The Herbrandization of a logical formula (named after Jacques Herbrand) is a construction that is dual to the Skolemization of a formula. Thoralf Skolem had considered the Skolemizations of formulas in prenex form as part of his proof of the Löwenheim–Skolem theorem (Skolem 1920). Herbrand worked with this dual notion of Herbrandization, generalized to apply to non-prenex formulas as well, in order to prove Herbrand's theorem (Herbrand 1930).

The resulting formula is not necessarily equivalent to the original one. As with Skolemization, which only preserves satisfiability, Herbrandization being Skolemization's dual preserves validity: the resulting formula is valid if and only if the original one is.

==Definition and examples==
Let $F$ be a formula in the language of first-order logic.

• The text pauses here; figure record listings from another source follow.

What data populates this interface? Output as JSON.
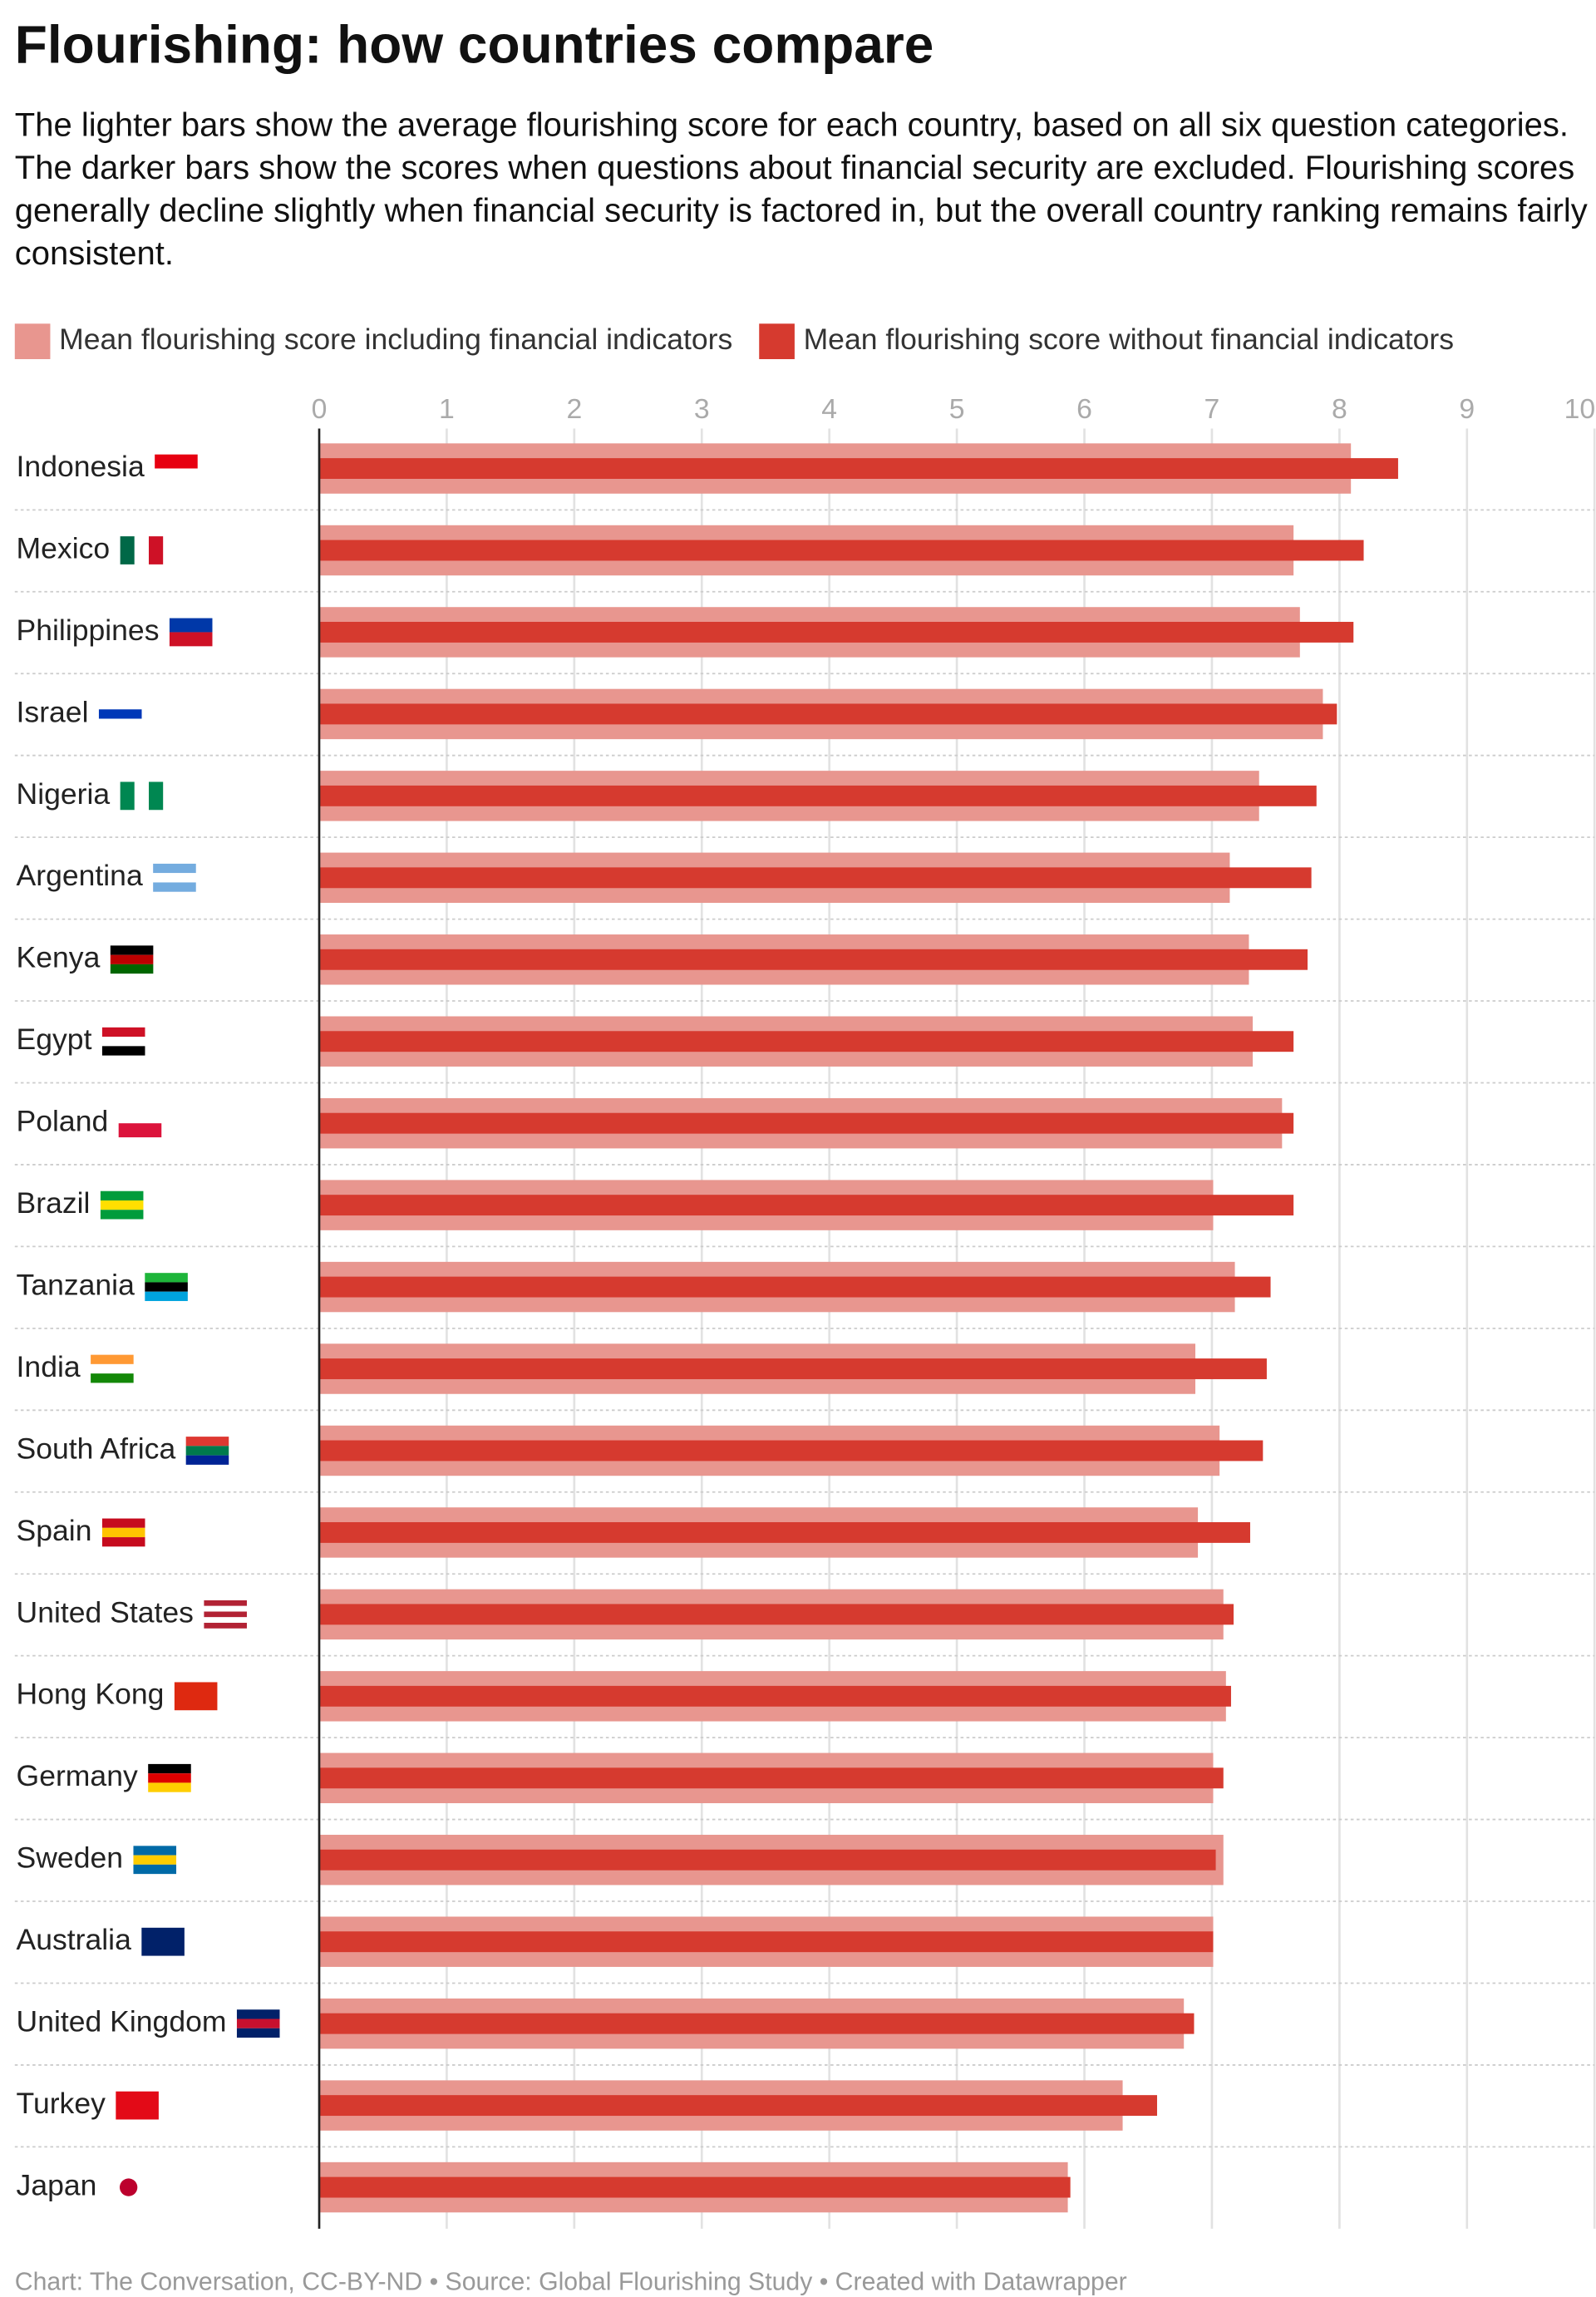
{
  "chart_data": {
    "type": "bar",
    "orientation": "horizontal",
    "title": "Flourishing: how countries compare",
    "subtitle": "The lighter bars show the average flourishing score for each country, based on all six question categories. The darker bars show the scores when questions about financial security are excluded. Flourishing scores generally decline slightly when financial security is factored in, but the overall country ranking remains fairly consistent.",
    "categories": [
      "Indonesia",
      "Mexico",
      "Philippines",
      "Israel",
      "Nigeria",
      "Argentina",
      "Kenya",
      "Egypt",
      "Poland",
      "Brazil",
      "Tanzania",
      "India",
      "South Africa",
      "Spain",
      "United States",
      "Hong Kong",
      "Germany",
      "Sweden",
      "Australia",
      "United Kingdom",
      "Turkey",
      "Japan"
    ],
    "series": [
      {
        "name": "Mean flourishing score including financial indicators",
        "color": "#e8968f",
        "values": [
          8.09,
          7.64,
          7.69,
          7.87,
          7.37,
          7.14,
          7.29,
          7.32,
          7.55,
          7.01,
          7.18,
          6.87,
          7.06,
          6.89,
          7.09,
          7.11,
          7.01,
          7.09,
          7.01,
          6.78,
          6.3,
          5.87
        ]
      },
      {
        "name": "Mean flourishing score without financial indicators",
        "color": "#d63a2f",
        "values": [
          8.46,
          8.19,
          8.11,
          7.98,
          7.82,
          7.78,
          7.75,
          7.64,
          7.64,
          7.64,
          7.46,
          7.43,
          7.4,
          7.3,
          7.17,
          7.15,
          7.09,
          7.03,
          7.01,
          6.86,
          6.57,
          5.89
        ]
      }
    ],
    "xlim": [
      0,
      10
    ],
    "xticks": [
      0,
      1,
      2,
      3,
      4,
      5,
      6,
      7,
      8,
      9,
      10
    ],
    "grid": true,
    "source": "Chart: The Conversation, CC-BY-ND • Source: Global Flourishing Study • Created with Datawrapper"
  }
}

We may assume that $F$ contains no variable that is bound by two different quantifier occurrences, and that no variable occurs both bound and free. (That is, $F$ could be relettered to ensure these conditions, in such a way that the result is an equivalent formula).

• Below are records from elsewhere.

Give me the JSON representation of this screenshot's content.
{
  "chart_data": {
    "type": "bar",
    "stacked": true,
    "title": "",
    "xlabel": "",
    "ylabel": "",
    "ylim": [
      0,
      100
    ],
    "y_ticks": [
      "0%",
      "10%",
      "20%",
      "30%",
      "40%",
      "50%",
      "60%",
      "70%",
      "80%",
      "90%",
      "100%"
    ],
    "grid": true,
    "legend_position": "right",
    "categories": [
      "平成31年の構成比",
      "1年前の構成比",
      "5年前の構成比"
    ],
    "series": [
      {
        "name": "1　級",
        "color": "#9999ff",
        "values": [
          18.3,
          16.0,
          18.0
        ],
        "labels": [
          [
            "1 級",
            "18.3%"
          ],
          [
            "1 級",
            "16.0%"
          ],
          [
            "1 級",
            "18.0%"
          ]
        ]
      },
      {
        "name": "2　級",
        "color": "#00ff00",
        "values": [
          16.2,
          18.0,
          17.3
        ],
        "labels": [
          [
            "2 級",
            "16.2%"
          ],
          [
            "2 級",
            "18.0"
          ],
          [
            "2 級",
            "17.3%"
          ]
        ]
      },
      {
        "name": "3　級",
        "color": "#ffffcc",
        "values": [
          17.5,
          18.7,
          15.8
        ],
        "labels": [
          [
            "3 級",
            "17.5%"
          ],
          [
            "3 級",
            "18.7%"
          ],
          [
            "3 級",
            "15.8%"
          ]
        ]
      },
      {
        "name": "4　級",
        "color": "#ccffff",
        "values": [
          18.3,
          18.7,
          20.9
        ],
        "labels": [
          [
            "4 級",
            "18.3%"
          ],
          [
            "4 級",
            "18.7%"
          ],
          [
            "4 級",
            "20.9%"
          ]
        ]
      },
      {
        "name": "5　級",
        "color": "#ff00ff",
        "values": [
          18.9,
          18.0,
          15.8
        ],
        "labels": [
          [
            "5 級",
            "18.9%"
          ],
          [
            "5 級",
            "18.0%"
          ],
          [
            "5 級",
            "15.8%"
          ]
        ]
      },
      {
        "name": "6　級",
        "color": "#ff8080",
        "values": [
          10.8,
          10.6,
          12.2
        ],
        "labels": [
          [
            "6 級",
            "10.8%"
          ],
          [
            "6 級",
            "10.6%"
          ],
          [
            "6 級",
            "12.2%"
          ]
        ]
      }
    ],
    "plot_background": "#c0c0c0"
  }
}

The Herbrandization of $F$ is then obtained as follows:

- First, replace any free variables in $F$ by constant symbols.
- Second, delete all quantifiers on variables that are either (1) universally quantified and within an even number of negation signs, or (2) existentially quantified and within an odd number of negation signs.
- Finally, replace each such variable $v$ with a function symbol $f_v(x_1,\dots,x_k)$, where $x_1,\dots,x_k$ are the variables that are still quantified, and whose quantifiers govern $v$.

For instance, consider the formula $F := \forall y \exists x [R(y,x) \wedge \neg\exists z S(x,z)]$. There are no free variables to replace. The variables $y,z$ are the kind we consider for the second step, so we delete the quantifiers $\forall y$ and $\exists z$. Finally, we then replace $y$ with a constant $c_y$ (since there were no other quantifiers governing $y$), and we replace $z$ with a function symbol $f_z(x)$:

 $F^H = \exists x [R(c_y,x) \wedge \neg S(x,f_z(x))].$

The Skolemization of a formula is obtained similarly, except that in the second step above, we would delete quantifiers on variables that are either (1) existentially quantified and within an even number of negations, or (2) universally quantified and within an odd number of negations. Thus, considering the same $F$ from above, its Skolemization would be:

 $F^S = \forall y [R(y,f_x(y)) \wedge \neg\exists z S(f_x(y),z)].$

To understand the significance of these constructions, see Herbrand's theorem or the Löwenheim–Skolem theorem.